Im Glauben sind wir nicht weiter oder klüger als die Israeliten damals. Alles, was wir haben, ist eine Wolkensäule, eine Feuersäule für das Volk Israel am Rand der Wüste, ein Herab und Hinauf für das Volk Gottes, zu dem auch wir gehören im Gottesdienst am Rand der Welt. Gott ist nahe. Gott kommt. Wir sind – und bleiben auch an Weihnachten – sehnsüchtig nach ihm.
Das biblische Bild von der Wolken- und Feuersäule ist Gottes Zusage, dass er nahe ist. Aber auch, dass wir noch auf dem Weg sind. Seine Güte gehe uns voraus wie eine leichte Wolke am Himmel, seine brennende Liebe sei uns ein wärmendes Feuerzeichen, seine Gnade bleibe bei uns, die wir gehen von einem Jahr zum nächsten, geborgen von guten Mächten.
Wir bitten Gott, dass er uns hört, dass wir in unseren Herzen seinen Frieden spüren. Gott ist nicht ferne von uns. Er kommt uns nahe. Das ist unser Glück. Auch 2021.
Und der Friede Gottes, der höher ist als alle Vernunft, bewahre unsere Herzen und Sinne in Christus Jesus. Amen.

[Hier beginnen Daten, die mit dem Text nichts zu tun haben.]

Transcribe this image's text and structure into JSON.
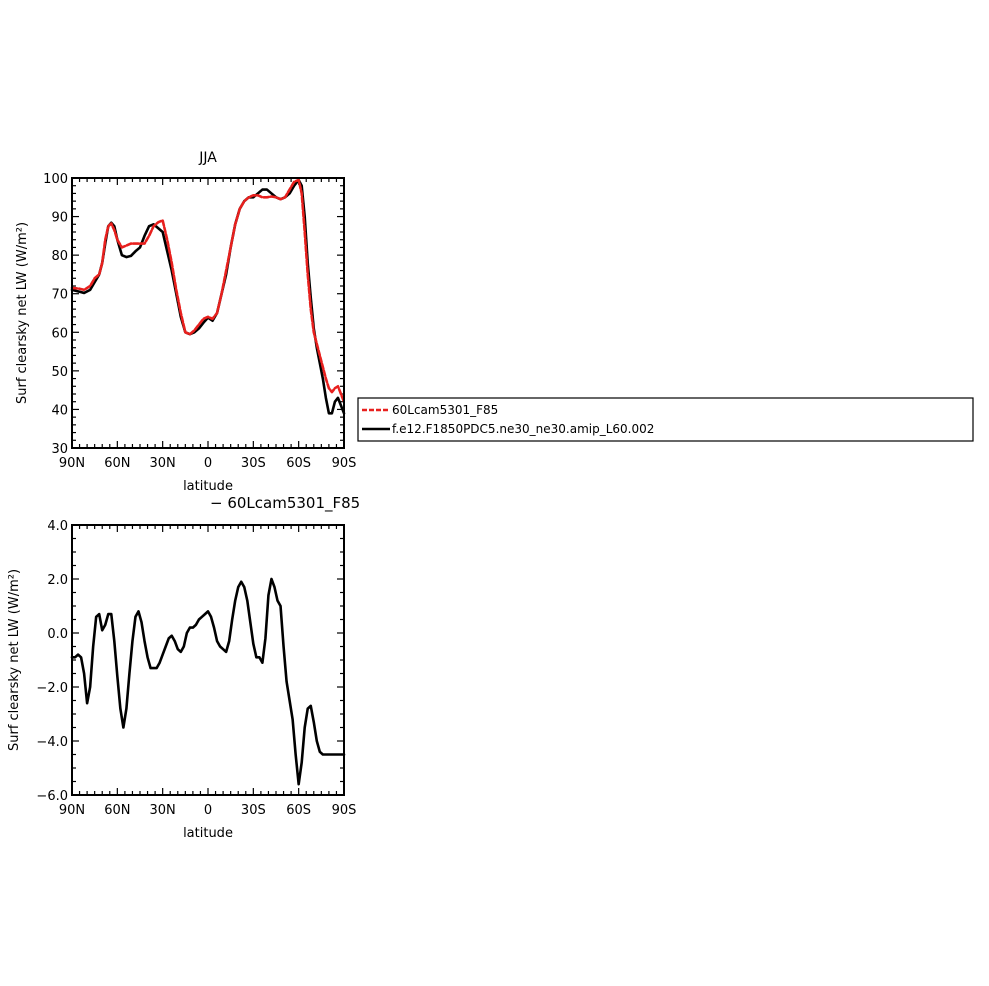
{
  "colors": {
    "model": "#e8201e",
    "control": "#000000",
    "diff": "#000000",
    "axis": "#000000"
  },
  "legend": {
    "entries": [
      "60Lcam5301_F85",
      "f.e12.F1850PDC5.ne30_ne30.amip_L60.002"
    ]
  },
  "chart_data": [
    {
      "type": "line",
      "title": "JJA",
      "xlabel": "latitude",
      "ylabel": "Surf clearsky net LW (W/m²)",
      "xlim": [
        -90,
        90
      ],
      "ylim": [
        30,
        100
      ],
      "x_ticks": [
        -90,
        -60,
        -30,
        0,
        30,
        60,
        90
      ],
      "x_tick_labels": [
        "90N",
        "60N",
        "30N",
        "0",
        "30S",
        "60S",
        "90S"
      ],
      "y_ticks": [
        30,
        40,
        50,
        60,
        70,
        80,
        90,
        100
      ],
      "y_tick_labels": [
        "30",
        "40",
        "50",
        "60",
        "70",
        "80",
        "90",
        "100"
      ],
      "series": [
        {
          "name": "60Lcam5301_F85",
          "style": "dashed",
          "x": [
            -90,
            -85,
            -82,
            -78,
            -75,
            -72,
            -70,
            -68,
            -66,
            -64,
            -62,
            -60,
            -57,
            -54,
            -51,
            -48,
            -45,
            -42,
            -39,
            -36,
            -33,
            -30,
            -27,
            -24,
            -21,
            -18,
            -15,
            -12,
            -9,
            -6,
            -3,
            0,
            3,
            6,
            9,
            12,
            15,
            18,
            21,
            24,
            27,
            30,
            33,
            36,
            39,
            42,
            45,
            48,
            51,
            54,
            57,
            60,
            62,
            64,
            66,
            68,
            70,
            72,
            74,
            76,
            78,
            80,
            82,
            84,
            86,
            88,
            90
          ],
          "y": [
            71.5,
            71.3,
            71,
            72,
            74,
            75,
            78,
            84,
            87.5,
            88.2,
            86.5,
            84,
            82,
            82.5,
            83,
            83,
            83,
            83,
            85,
            87.5,
            88.5,
            89,
            84,
            78,
            71,
            65,
            60,
            59.5,
            60.5,
            62,
            63.5,
            64,
            63.5,
            65,
            70,
            76,
            82,
            88,
            92,
            94,
            95,
            95.5,
            95.5,
            95,
            95,
            95.2,
            95,
            94.5,
            95,
            97,
            99,
            99.5,
            96,
            86,
            75,
            66,
            60,
            57,
            54,
            51,
            48,
            45.5,
            44.5,
            45.5,
            46,
            44,
            42
          ]
        },
        {
          "name": "f.e12.F1850PDC5.ne30_ne30.amip_L60.002",
          "style": "solid",
          "x": [
            -90,
            -85,
            -82,
            -78,
            -75,
            -72,
            -70,
            -68,
            -66,
            -64,
            -62,
            -60,
            -57,
            -54,
            -51,
            -48,
            -45,
            -42,
            -39,
            -36,
            -33,
            -30,
            -27,
            -24,
            -21,
            -18,
            -15,
            -12,
            -9,
            -6,
            -3,
            0,
            3,
            6,
            9,
            12,
            15,
            18,
            21,
            24,
            27,
            30,
            33,
            36,
            39,
            42,
            45,
            48,
            51,
            54,
            57,
            60,
            62,
            64,
            66,
            68,
            70,
            72,
            74,
            76,
            78,
            80,
            82,
            84,
            86,
            88,
            90
          ],
          "y": [
            71,
            70.5,
            70.2,
            71,
            73,
            75,
            78,
            83,
            87.5,
            88.4,
            87.5,
            84,
            80,
            79.5,
            79.8,
            81,
            82,
            85,
            87.5,
            88,
            87,
            86,
            81,
            76,
            70,
            64,
            60,
            59.5,
            60,
            61,
            62.5,
            63.8,
            63,
            65,
            70,
            75,
            82,
            88,
            92,
            94,
            95,
            95,
            96,
            97,
            97,
            96,
            95,
            94.5,
            95,
            96,
            98,
            99.5,
            98,
            90,
            78,
            69,
            61,
            56,
            52,
            48,
            43,
            39,
            39,
            42,
            43,
            41,
            39
          ]
        }
      ]
    },
    {
      "type": "line",
      "title": "− 60Lcam5301_F85",
      "xlabel": "latitude",
      "ylabel": "Surf clearsky net LW (W/m²)",
      "xlim": [
        -90,
        90
      ],
      "ylim": [
        -6,
        4
      ],
      "x_ticks": [
        -90,
        -60,
        -30,
        0,
        30,
        60,
        90
      ],
      "x_tick_labels": [
        "90N",
        "60N",
        "30N",
        "0",
        "30S",
        "60S",
        "90S"
      ],
      "y_ticks": [
        -6,
        -4,
        -2,
        0,
        2,
        4
      ],
      "y_tick_labels": [
        "−6.0",
        "−4.0",
        "−2.0",
        "0.0",
        "2.0",
        "4.0"
      ],
      "series": [
        {
          "name": "",
          "style": "solid",
          "x": [
            -90,
            -88,
            -86,
            -84,
            -82,
            -80,
            -78,
            -76,
            -74,
            -72,
            -70,
            -68,
            -66,
            -64,
            -62,
            -60,
            -58,
            -56,
            -54,
            -52,
            -50,
            -48,
            -46,
            -44,
            -42,
            -40,
            -38,
            -36,
            -34,
            -32,
            -30,
            -28,
            -26,
            -24,
            -22,
            -20,
            -18,
            -16,
            -14,
            -12,
            -10,
            -8,
            -6,
            -4,
            -2,
            0,
            2,
            4,
            6,
            8,
            10,
            12,
            14,
            16,
            18,
            20,
            22,
            24,
            26,
            28,
            30,
            32,
            34,
            36,
            38,
            40,
            42,
            44,
            46,
            48,
            50,
            52,
            54,
            56,
            58,
            60,
            62,
            64,
            66,
            68,
            70,
            72,
            74,
            76,
            78,
            80,
            82,
            84,
            86,
            88,
            90
          ],
          "y": [
            -0.9,
            -0.9,
            -0.8,
            -0.9,
            -1.5,
            -2.6,
            -2.0,
            -0.5,
            0.6,
            0.7,
            0.1,
            0.3,
            0.7,
            0.7,
            -0.3,
            -1.6,
            -2.8,
            -3.5,
            -2.8,
            -1.5,
            -0.3,
            0.6,
            0.8,
            0.4,
            -0.3,
            -0.9,
            -1.3,
            -1.3,
            -1.3,
            -1.1,
            -0.8,
            -0.5,
            -0.2,
            -0.1,
            -0.3,
            -0.6,
            -0.7,
            -0.5,
            0.0,
            0.2,
            0.2,
            0.3,
            0.5,
            0.6,
            0.7,
            0.8,
            0.6,
            0.2,
            -0.3,
            -0.5,
            -0.6,
            -0.7,
            -0.3,
            0.5,
            1.2,
            1.7,
            1.9,
            1.7,
            1.2,
            0.4,
            -0.4,
            -0.9,
            -0.9,
            -1.1,
            -0.2,
            1.4,
            2.0,
            1.7,
            1.2,
            1.0,
            -0.5,
            -1.8,
            -2.5,
            -3.2,
            -4.5,
            -5.6,
            -4.8,
            -3.5,
            -2.8,
            -2.7,
            -3.3,
            -4.0,
            -4.4,
            -4.5,
            -4.5,
            -4.5,
            -4.5,
            -4.5,
            -4.5,
            -4.5,
            -4.5
          ]
        }
      ]
    }
  ]
}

Eberhard Hadem 31. Dezember 2020
Im folgenden finden Sie die Predigt im Jahresschlussgottesdienst zum gleichen Text:
Predigt im Jahresschlussgottesdienst 31.12.2020 Roth 17:30 Uhr
Warum die Seeanemone von Gott erzählt
So zogen die Israeliten aus von Sukkot und lagerten sich in Etam am Rande der Wüste. Und der Herr zog vor ihnen her, am Tage in einer Wolkensäule, um sie den rechten Weg zu führen, und bei Nacht in einer Feuersäule, um ihnen zu leuchten, damit sie Tag und Nacht wandern konnten. Niemals wich die Wolkensäule von dem Volk bei Tage noch die Feuersäule bei Nacht.
Ex. 13, 20-22
Liebe Gemeinde
Es sind nur drei Verse aus der Geschichte Gottes mit seinem Volk Israel, die erzählen, wie Gott seinem Volk nahekommt. Am Tag eine Wolkensäule, in der Nacht eine Feuersäule, damit sie den Weg finden und nicht verloren gehen. Gott ist nicht innerhalb des Lagers, auch nicht in einem heiligen Zelt oder einer Hütte. Es gibt keinen Ort, von dem sie sagen könnten: Hier ist unser Gott. Nichts auf dieser Welt, das Gott repräsentieren könnte. Es ist menschlich, zu meinen, er wohne in einer Kirche. Er könne ihnen gehören, weil ihnen eine Kirche gehört.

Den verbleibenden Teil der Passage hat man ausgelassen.